Plant Family: Asteraceae
Elecampane Root Powder is a member of the same plant family as the sunflowers and ragweed, native to southern and eastern Europe but naturalized around the world. It is named after Helen of Troy, who carried the flowers with her when Paris abducted her from Sparta. The 6- to 8-foot tall plant has large, pointed leaves with downy gray undersides, and yellow summer flowers. Elecampane is said to enhance psychic abilities and works involving scrying, as well as being one part of a nine herb bath blend that is said to impart protection from witches. Parts Used
Roots and rhizomes dug from 2- to 3-year-old plants, dried and cut.
Usually taken as a tea. Can also be taken internally in the form of a capsule or extract. It has also been known to be candied and eaten as a sweetmeat.
With many respiratory ailments such as bronchitis, the bronchial tubes become red and swollen making it difficult to breathe. Elecampane root is rich in the phytochemicals; helenalin, helenin and most importantly inulin. Inulin coats and soothes the bronchial passages whilst acting as an expectorant helping to reduce bronchial secretions and cleansing the lungs of congestion.
In addition to its expectorant qualities, Elecampane soothes the irritation and inflammation that results from coughing, whilst also acting as a cough suppressant. This antitussive action is thought to be a result of another active compound, alatolactone, found in the root of this herb.
Furthermore, the sesquiterpene lactones present in Elecampane have a natural antibiotic effect that may be useful in treating bacterial respiratory infections.
The phytochemicals alantolactone and isoalantolactone contained in the roots of Elecampane have anthelmintic and anti-parasitic properties. These compounds are effective in destroying and expellling parasites from the intestine such as; roundworms, pinworms, hookworms, whipworms and threadworms.
Elecampane root contains a whopping 44% of the pre biotic compound inulin. Prebiotics support and nourish healthy gut flora and are one of the favourite foods of probiotics, including Bifidobacteria and Lactobacillus. Colonies of these beneficial bacteria in the gut help to stave off infections, prevent inflammation and encourage healthy bowels.
In the case of loss of appetite and feelings of lethargy due to poor nutrient absorption, Elecampane enhances nutrient absorption and encourages proper function of the digestive system.

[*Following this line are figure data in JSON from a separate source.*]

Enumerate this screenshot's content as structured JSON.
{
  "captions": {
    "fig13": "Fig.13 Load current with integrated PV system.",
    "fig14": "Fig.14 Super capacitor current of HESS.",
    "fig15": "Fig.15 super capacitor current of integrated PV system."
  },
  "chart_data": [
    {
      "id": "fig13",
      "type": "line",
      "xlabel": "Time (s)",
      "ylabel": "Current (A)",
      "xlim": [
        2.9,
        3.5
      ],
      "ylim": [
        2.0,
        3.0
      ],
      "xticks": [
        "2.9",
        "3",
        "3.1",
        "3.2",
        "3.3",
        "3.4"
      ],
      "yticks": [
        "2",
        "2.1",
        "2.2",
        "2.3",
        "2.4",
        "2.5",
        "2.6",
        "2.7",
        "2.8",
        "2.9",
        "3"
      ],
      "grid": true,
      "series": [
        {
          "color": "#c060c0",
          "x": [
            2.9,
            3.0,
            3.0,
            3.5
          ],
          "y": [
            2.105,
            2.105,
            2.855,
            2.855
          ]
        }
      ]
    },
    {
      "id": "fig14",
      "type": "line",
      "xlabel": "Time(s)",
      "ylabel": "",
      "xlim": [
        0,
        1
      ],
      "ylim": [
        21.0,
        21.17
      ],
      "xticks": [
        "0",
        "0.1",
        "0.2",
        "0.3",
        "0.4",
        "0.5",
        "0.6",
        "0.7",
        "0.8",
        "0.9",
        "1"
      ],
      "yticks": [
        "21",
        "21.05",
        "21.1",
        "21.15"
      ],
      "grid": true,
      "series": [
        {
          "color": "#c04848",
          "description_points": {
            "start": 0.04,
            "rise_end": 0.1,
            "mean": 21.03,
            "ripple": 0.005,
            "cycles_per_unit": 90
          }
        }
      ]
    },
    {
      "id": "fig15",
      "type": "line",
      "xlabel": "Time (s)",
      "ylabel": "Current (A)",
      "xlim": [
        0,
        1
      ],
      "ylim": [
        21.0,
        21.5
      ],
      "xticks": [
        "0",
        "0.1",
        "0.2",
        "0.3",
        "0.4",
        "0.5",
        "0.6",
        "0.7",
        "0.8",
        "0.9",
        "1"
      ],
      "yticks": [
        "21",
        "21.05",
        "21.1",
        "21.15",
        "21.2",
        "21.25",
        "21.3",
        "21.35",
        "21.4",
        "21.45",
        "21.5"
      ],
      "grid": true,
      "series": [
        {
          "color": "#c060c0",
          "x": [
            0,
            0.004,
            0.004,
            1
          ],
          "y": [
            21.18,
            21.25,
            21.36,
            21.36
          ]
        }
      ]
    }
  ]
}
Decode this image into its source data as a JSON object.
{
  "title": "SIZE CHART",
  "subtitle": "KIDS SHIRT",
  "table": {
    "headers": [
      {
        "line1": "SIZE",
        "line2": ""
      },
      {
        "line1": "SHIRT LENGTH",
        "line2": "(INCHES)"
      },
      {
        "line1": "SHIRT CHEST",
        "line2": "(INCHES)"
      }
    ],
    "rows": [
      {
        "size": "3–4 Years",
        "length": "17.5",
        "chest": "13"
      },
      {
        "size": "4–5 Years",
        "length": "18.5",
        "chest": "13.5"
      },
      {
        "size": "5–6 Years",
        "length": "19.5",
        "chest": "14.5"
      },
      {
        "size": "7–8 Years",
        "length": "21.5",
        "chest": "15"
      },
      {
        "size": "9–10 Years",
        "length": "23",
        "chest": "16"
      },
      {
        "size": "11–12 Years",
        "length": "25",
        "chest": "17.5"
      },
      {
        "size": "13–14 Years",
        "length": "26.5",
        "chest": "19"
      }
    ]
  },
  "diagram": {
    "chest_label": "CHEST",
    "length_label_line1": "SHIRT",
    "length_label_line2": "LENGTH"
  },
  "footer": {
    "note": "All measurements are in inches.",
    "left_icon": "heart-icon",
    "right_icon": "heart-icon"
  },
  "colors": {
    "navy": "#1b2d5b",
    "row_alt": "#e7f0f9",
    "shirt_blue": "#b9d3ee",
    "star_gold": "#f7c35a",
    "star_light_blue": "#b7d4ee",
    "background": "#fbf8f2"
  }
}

Additionally, a clinical trial conducted in 1977 showed that an extract from Elecampane root demonstrated ulcer healing properties, relieved painful symptoms and improved gastric mucosal circulation. The trial was conducted on 102 patients with peptic ulcer disease.
The high inulin content in Elecampane is also helpful for people with blood sugar issues, such as Type II Diabetes. The inulin slows down sugar metabolism, reducing the harmful blood glucose spikes that contribute to insulin resistance. Consuming inulin rich foods helps to restore normal levels of blood sugar.
To make Elecampane root tea take 2 tbsp of dried root, boil then simmer for 20 minutes. Add honey or any natural sweetener to taste.
Elecampane Root Tincture: Traditionally Taken: 2-3ml taken 2-3 times per day, or as directed by a Herbal Practitioner.
Specific: Persons with allergies to other members of the Asteraceae family (such as feverfew, chamomile, or Echinacea) should exercise caution as a potential allergen. Large doses may cause vomiting, diarrhea, and cramping.
General: We recommend that you consult with a qualified healthcare practitioner before using herbal products, particularly if you are pregnant, nursing, or on any medications.
For educational purposes only. This information has not been evaluated by the Food and Drug Administration.
This information is not intended to diagnose, treat, cure, or prevent any disease.